Arrivammo in perfetto orario. Attraversammo la piazza, cosi combinati si giravano tutti, anche i bersaglieri che fecero la breccia di Porta Pia. Con il sacco a iuta penzoloni per il peso, sembravamo due pifferi di montagna che stavano per essere suonati. Entrammo, ci presentammo e fummo immediatamente ricevuti dal responsabile. Con mia grande sorpresa questi salutò Carmelo con cordialità come una vecchia conoscenza. Dopo i preliminari di rito, presi dal sacco i tubi, cento lire dalla tasca e pulii il velo di ruggine che si era formato all’interno. Apparve una superficie lucida perfettamente integra, senza tracce di corrosione. Gli ultrasuoni avevano di fatto individuato una riduzione di spessore, ma questa non era dovuta alla corrosione ma al metodo di costruzione del tubo. Infatti era stato calandrato e saldato longitudinalmente. Il restringimento era fisiologico e quindi le sedie erano in norma. Il controllo era corretto, ma era errata l’analisi sull’origine del “difetto”. Apriti cielo, le urla si sentivano fino al monumento dei bersaglieri. Furono immediatamente convocati tutti i responsabili dei controlli non distruttivi. Cazziatone memorabile davanti a due estranei.

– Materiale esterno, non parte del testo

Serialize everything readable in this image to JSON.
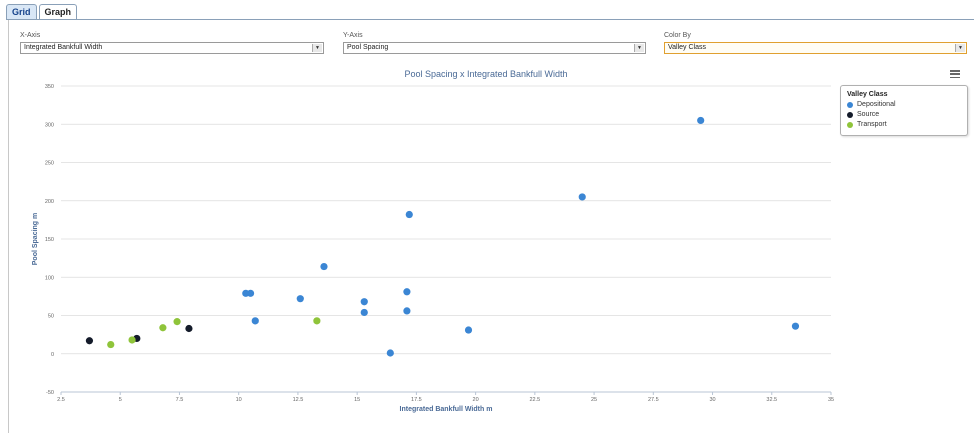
{
  "tabs": [
    {
      "label": "Grid",
      "active": true
    },
    {
      "label": "Graph",
      "active": false
    }
  ],
  "controls": {
    "x_axis": {
      "label": "X-Axis",
      "value": "Integrated Bankfull Width"
    },
    "y_axis": {
      "label": "Y-Axis",
      "value": "Pool Spacing"
    },
    "color_by": {
      "label": "Color By",
      "value": "Valley Class"
    }
  },
  "menu_icon": "hamburger-menu-icon",
  "legend": {
    "title": "Valley Class",
    "items": [
      {
        "label": "Depositional",
        "color": "#3b86d4"
      },
      {
        "label": "Source",
        "color": "#141b2a"
      },
      {
        "label": "Transport",
        "color": "#8fc43a"
      }
    ]
  },
  "chart_data": {
    "type": "scatter",
    "title": "Pool Spacing x Integrated Bankfull Width",
    "xlabel": "Integrated Bankfull Width m",
    "ylabel": "Pool Spacing m",
    "xlim": [
      2.5,
      35
    ],
    "ylim": [
      -50,
      350
    ],
    "xticks": [
      "2.5",
      "5",
      "7.5",
      "10",
      "12.5",
      "15",
      "17.5",
      "20",
      "22.5",
      "25",
      "27.5",
      "30",
      "32.5",
      "35"
    ],
    "yticks": [
      "-50",
      "0",
      "50",
      "100",
      "150",
      "200",
      "250",
      "300",
      "350"
    ],
    "grid": true,
    "legend_position": "top-right",
    "series": [
      {
        "name": "Depositional",
        "color": "#3b86d4",
        "points": [
          [
            10.5,
            79
          ],
          [
            10.7,
            43
          ],
          [
            12.6,
            72
          ],
          [
            13.6,
            114
          ],
          [
            15.3,
            68
          ],
          [
            15.3,
            54
          ],
          [
            16.4,
            1
          ],
          [
            17.1,
            81
          ],
          [
            17.1,
            56
          ],
          [
            17.2,
            182
          ],
          [
            19.7,
            31
          ],
          [
            24.5,
            205
          ],
          [
            29.5,
            305
          ],
          [
            33.5,
            36
          ],
          [
            10.3,
            79
          ]
        ]
      },
      {
        "name": "Source",
        "color": "#141b2a",
        "points": [
          [
            3.7,
            17
          ],
          [
            5.7,
            20
          ],
          [
            7.9,
            33
          ]
        ]
      },
      {
        "name": "Transport",
        "color": "#8fc43a",
        "points": [
          [
            4.6,
            12
          ],
          [
            5.5,
            18
          ],
          [
            6.8,
            34
          ],
          [
            7.4,
            42
          ],
          [
            13.3,
            43
          ]
        ]
      }
    ]
  }
}
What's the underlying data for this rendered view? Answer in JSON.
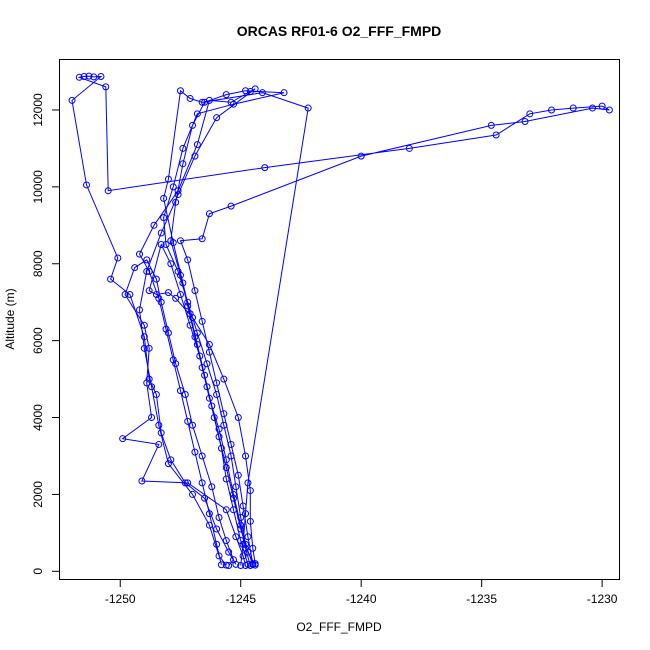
{
  "chart_data": {
    "type": "scatter",
    "title": "ORCAS RF01-6 O2_FFF_FMPD",
    "xlabel": "O2_FFF_FMPD",
    "ylabel": "Altitude (m)",
    "xlim": [
      -1252.5,
      -1229.3
    ],
    "ylim": [
      -200,
      13300
    ],
    "x_ticks": [
      -1250,
      -1245,
      -1240,
      -1235,
      -1230
    ],
    "y_ticks": [
      0,
      2000,
      4000,
      6000,
      8000,
      10000,
      12000
    ],
    "grid": false,
    "color": "#0000ff",
    "series": [
      {
        "values": [
          [
            -1245.5,
            150
          ],
          [
            -1245.3,
            300
          ],
          [
            -1245.6,
            800
          ],
          [
            -1245.9,
            1400
          ],
          [
            -1246.2,
            2200
          ],
          [
            -1246.6,
            3000
          ],
          [
            -1247.0,
            3800
          ],
          [
            -1247.3,
            4600
          ],
          [
            -1247.7,
            5400
          ],
          [
            -1248.0,
            6200
          ],
          [
            -1248.3,
            7000
          ],
          [
            -1248.5,
            7600
          ],
          [
            -1248.9,
            8100
          ],
          [
            -1249.4,
            7900
          ],
          [
            -1249.8,
            7200
          ],
          [
            -1249.0,
            6400
          ],
          [
            -1248.8,
            5800
          ],
          [
            -1248.9,
            4900
          ],
          [
            -1248.7,
            4000
          ],
          [
            -1249.9,
            3450
          ],
          [
            -1248.4,
            3300
          ],
          [
            -1249.1,
            2350
          ],
          [
            -1247.2,
            2300
          ],
          [
            -1245.6,
            1600
          ],
          [
            -1245.2,
            900
          ],
          [
            -1244.9,
            400
          ],
          [
            -1244.8,
            150
          ]
        ]
      },
      {
        "values": [
          [
            -1244.6,
            150
          ],
          [
            -1244.8,
            600
          ],
          [
            -1245.0,
            1200
          ],
          [
            -1245.3,
            2000
          ],
          [
            -1245.6,
            2900
          ],
          [
            -1245.9,
            3700
          ],
          [
            -1246.3,
            4500
          ],
          [
            -1246.6,
            5300
          ],
          [
            -1246.9,
            6100
          ],
          [
            -1247.2,
            6900
          ],
          [
            -1247.5,
            7700
          ],
          [
            -1247.9,
            8600
          ],
          [
            -1247.7,
            9600
          ],
          [
            -1247.4,
            10600
          ],
          [
            -1247.0,
            11600
          ],
          [
            -1246.5,
            12200
          ],
          [
            -1245.6,
            12400
          ],
          [
            -1244.8,
            12500
          ],
          [
            -1243.2,
            12450
          ],
          [
            -1245.3,
            12150
          ],
          [
            -1246.8,
            11900
          ],
          [
            -1247.4,
            11000
          ],
          [
            -1247.8,
            10000
          ],
          [
            -1248.2,
            9200
          ],
          [
            -1248.1,
            8500
          ],
          [
            -1247.6,
            7800
          ],
          [
            -1247.2,
            7000
          ],
          [
            -1246.8,
            6200
          ],
          [
            -1246.4,
            5400
          ],
          [
            -1246.0,
            4600
          ],
          [
            -1245.7,
            3800
          ],
          [
            -1245.4,
            3000
          ],
          [
            -1245.2,
            2200
          ],
          [
            -1245.0,
            1400
          ],
          [
            -1244.8,
            700
          ],
          [
            -1244.5,
            180
          ]
        ]
      },
      {
        "values": [
          [
            -1244.5,
            200
          ],
          [
            -1244.7,
            900
          ],
          [
            -1244.9,
            1700
          ],
          [
            -1245.1,
            2500
          ],
          [
            -1245.4,
            3300
          ],
          [
            -1245.7,
            4100
          ],
          [
            -1246.0,
            4900
          ],
          [
            -1246.3,
            5700
          ],
          [
            -1246.6,
            6500
          ],
          [
            -1246.9,
            7300
          ],
          [
            -1247.2,
            8100
          ],
          [
            -1247.5,
            8600
          ],
          [
            -1246.6,
            8650
          ],
          [
            -1246.3,
            9300
          ],
          [
            -1245.4,
            9500
          ],
          [
            -1240.0,
            10800
          ],
          [
            -1234.6,
            11600
          ],
          [
            -1233.2,
            11700
          ],
          [
            -1230.4,
            12050
          ],
          [
            -1229.7,
            12000
          ],
          [
            -1230.0,
            12100
          ],
          [
            -1231.2,
            12050
          ],
          [
            -1232.1,
            12000
          ],
          [
            -1233.0,
            11900
          ],
          [
            -1234.4,
            11350
          ],
          [
            -1238.0,
            11000
          ],
          [
            -1244.0,
            10500
          ],
          [
            -1250.5,
            9900
          ],
          [
            -1250.6,
            12600
          ],
          [
            -1251.7,
            12850
          ],
          [
            -1251.5,
            12870
          ],
          [
            -1251.3,
            12880
          ],
          [
            -1251.1,
            12860
          ],
          [
            -1250.8,
            12870
          ],
          [
            -1252.0,
            12250
          ],
          [
            -1251.4,
            10050
          ],
          [
            -1250.1,
            8150
          ],
          [
            -1250.4,
            7600
          ],
          [
            -1249.6,
            7200
          ],
          [
            -1249.0,
            6100
          ],
          [
            -1248.8,
            5000
          ],
          [
            -1248.5,
            4600
          ],
          [
            -1248.3,
            3600
          ],
          [
            -1247.9,
            2900
          ],
          [
            -1247.3,
            2300
          ],
          [
            -1246.5,
            1900
          ],
          [
            -1246.0,
            1100
          ],
          [
            -1245.5,
            500
          ],
          [
            -1245.2,
            180
          ]
        ]
      },
      {
        "values": [
          [
            -1244.4,
            160
          ],
          [
            -1244.7,
            500
          ],
          [
            -1245.0,
            1100
          ],
          [
            -1245.3,
            1900
          ],
          [
            -1245.6,
            2700
          ],
          [
            -1245.9,
            3500
          ],
          [
            -1246.2,
            4300
          ],
          [
            -1246.5,
            5100
          ],
          [
            -1246.8,
            5900
          ],
          [
            -1247.1,
            6700
          ],
          [
            -1247.4,
            7500
          ],
          [
            -1247.8,
            8550
          ],
          [
            -1248.2,
            9700
          ],
          [
            -1248.0,
            10200
          ],
          [
            -1247.5,
            12500
          ],
          [
            -1247.1,
            12300
          ],
          [
            -1246.6,
            12200
          ],
          [
            -1244.1,
            12450
          ],
          [
            -1242.2,
            12050
          ],
          [
            -1244.7,
            2300
          ],
          [
            -1244.8,
            1500
          ],
          [
            -1244.9,
            700
          ],
          [
            -1245.0,
            150
          ]
        ]
      },
      {
        "values": [
          [
            -1244.7,
            180
          ],
          [
            -1245.0,
            800
          ],
          [
            -1245.3,
            1600
          ],
          [
            -1245.6,
            2400
          ],
          [
            -1245.8,
            3200
          ],
          [
            -1246.1,
            4000
          ],
          [
            -1246.4,
            4800
          ],
          [
            -1246.7,
            5600
          ],
          [
            -1247.1,
            6400
          ],
          [
            -1247.5,
            7200
          ],
          [
            -1247.9,
            8000
          ],
          [
            -1248.3,
            8500
          ],
          [
            -1248.8,
            7300
          ],
          [
            -1248.5,
            7200
          ],
          [
            -1248.0,
            7250
          ],
          [
            -1247.7,
            7100
          ],
          [
            -1247.0,
            6600
          ],
          [
            -1246.3,
            5900
          ],
          [
            -1245.7,
            5000
          ],
          [
            -1245.1,
            4000
          ],
          [
            -1244.8,
            3000
          ],
          [
            -1244.6,
            2100
          ],
          [
            -1244.6,
            1300
          ],
          [
            -1244.5,
            600
          ],
          [
            -1244.4,
            200
          ]
        ]
      },
      {
        "values": [
          [
            -1245.8,
            170
          ],
          [
            -1246.0,
            700
          ],
          [
            -1246.3,
            1500
          ],
          [
            -1246.6,
            2300
          ],
          [
            -1246.9,
            3100
          ],
          [
            -1247.2,
            3900
          ],
          [
            -1247.5,
            4700
          ],
          [
            -1247.8,
            5500
          ],
          [
            -1248.1,
            6300
          ],
          [
            -1248.4,
            7100
          ],
          [
            -1248.8,
            7800
          ],
          [
            -1249.2,
            8250
          ],
          [
            -1248.6,
            9000
          ],
          [
            -1247.6,
            9900
          ],
          [
            -1246.8,
            11100
          ],
          [
            -1246.3,
            12250
          ],
          [
            -1245.4,
            12200
          ],
          [
            -1244.6,
            12480
          ],
          [
            -1244.4,
            12550
          ],
          [
            -1246.0,
            11800
          ],
          [
            -1246.9,
            10800
          ],
          [
            -1247.6,
            9800
          ],
          [
            -1248.3,
            8800
          ],
          [
            -1248.9,
            7800
          ],
          [
            -1249.2,
            6800
          ],
          [
            -1249.0,
            5800
          ],
          [
            -1248.7,
            4800
          ],
          [
            -1248.4,
            3800
          ],
          [
            -1248.0,
            2800
          ],
          [
            -1247.0,
            2000
          ],
          [
            -1246.3,
            1200
          ],
          [
            -1245.9,
            400
          ],
          [
            -1245.6,
            160
          ]
        ]
      }
    ]
  }
}
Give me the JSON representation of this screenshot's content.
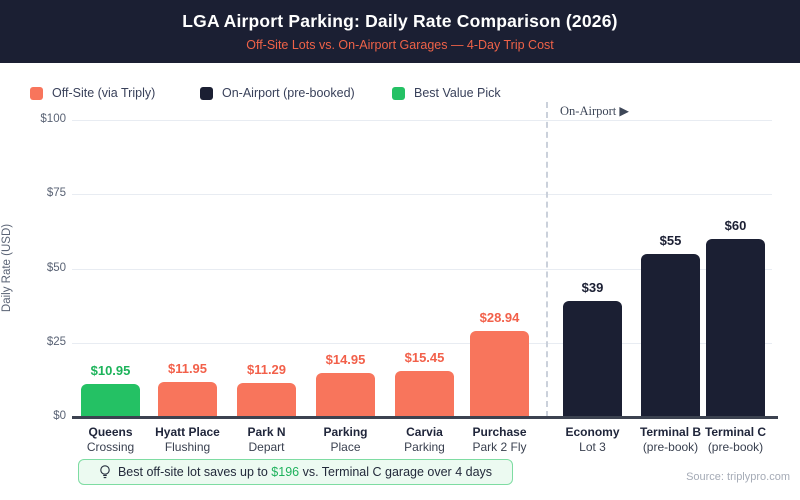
{
  "header": {
    "title": "LGA Airport Parking: Daily Rate Comparison (2026)",
    "subtitle": "Off-Site Lots vs. On-Airport Garages — 4-Day Trip Cost"
  },
  "legend": {
    "items": [
      {
        "label": "Off-Site (via Triply)",
        "color": "#F8755C"
      },
      {
        "label": "On-Airport (pre-booked)",
        "color": "#1B1F33"
      },
      {
        "label": "Best Value Pick",
        "color": "#24C164"
      }
    ]
  },
  "chart_data": {
    "type": "bar",
    "title": "LGA Airport Parking: Daily Rate Comparison (2026)",
    "subtitle": "Off-Site Lots vs. On-Airport Garages — 4-Day Trip Cost",
    "xlabel": "",
    "ylabel": "Daily Rate (USD)",
    "ylim": [
      0,
      100
    ],
    "yticks": [
      0,
      25,
      50,
      75,
      100
    ],
    "ytick_labels": [
      "$0",
      "$25",
      "$50",
      "$75",
      "$100"
    ],
    "grid": true,
    "legend_position": "top",
    "divider_label": "On-Airport ▶",
    "bars": [
      {
        "name": "Queens",
        "sub": "Crossing",
        "value": 10.95,
        "label": "$10.95",
        "group": "off-site",
        "category": "best-value"
      },
      {
        "name": "Hyatt Place",
        "sub": "Flushing",
        "value": 11.95,
        "label": "$11.95",
        "group": "off-site",
        "category": "off-site"
      },
      {
        "name": "Park N",
        "sub": "Depart",
        "value": 11.29,
        "label": "$11.29",
        "group": "off-site",
        "category": "off-site"
      },
      {
        "name": "Parking",
        "sub": "Place",
        "value": 14.95,
        "label": "$14.95",
        "group": "off-site",
        "category": "off-site"
      },
      {
        "name": "Carvia",
        "sub": "Parking",
        "value": 15.45,
        "label": "$15.45",
        "group": "off-site",
        "category": "off-site"
      },
      {
        "name": "Purchase",
        "sub": "Park 2 Fly",
        "value": 28.94,
        "label": "$28.94",
        "group": "off-site",
        "category": "off-site"
      },
      {
        "name": "Economy",
        "sub": "Lot 3",
        "value": 39,
        "label": "$39",
        "group": "on-airport",
        "category": "on-airport"
      },
      {
        "name": "Terminal B",
        "sub": "(pre-book)",
        "value": 55,
        "label": "$55",
        "group": "on-airport",
        "category": "on-airport"
      },
      {
        "name": "Terminal C",
        "sub": "(pre-book)",
        "value": 60,
        "label": "$60",
        "group": "on-airport",
        "category": "on-airport"
      }
    ]
  },
  "colors": {
    "off_site_bar": "#F8755C",
    "on_airport_bar": "#1B1F33",
    "best_value_bar": "#24C164",
    "off_site_label": "#F2604A",
    "on_airport_label": "#1B1F33",
    "best_value_label": "#1CB35A",
    "header_bg": "#1B1F33",
    "subtitle": "#EF6248",
    "callout_bg": "#ECFAF1",
    "callout_border": "#7EDCA2",
    "callout_highlight": "#1EB15C"
  },
  "callout": {
    "prefix": "Best off-site lot saves up to ",
    "highlight": "$196",
    "suffix": " vs. Terminal C garage over 4 days"
  },
  "source": "Source: triplypro.com"
}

Ci arrivò la comunicazione che le sedie erano in regola, le potemmo rimontare e continuare tutte le operazione per il solito collaudo annuale, che avvenne come sempre in maniera positiva. Grazie all’intuizione di Ernesto ed alle conoscenze di Carmelo, per la prima volta i pifferi di montagna non furono suonati, anzi, le suonarono. Anche questa è acqua passata? Ma è acqua limpida che ha macinato mulino ed ha prodotto tanta farina, fino ad Agosto 1985.  ALTRI TEMPI.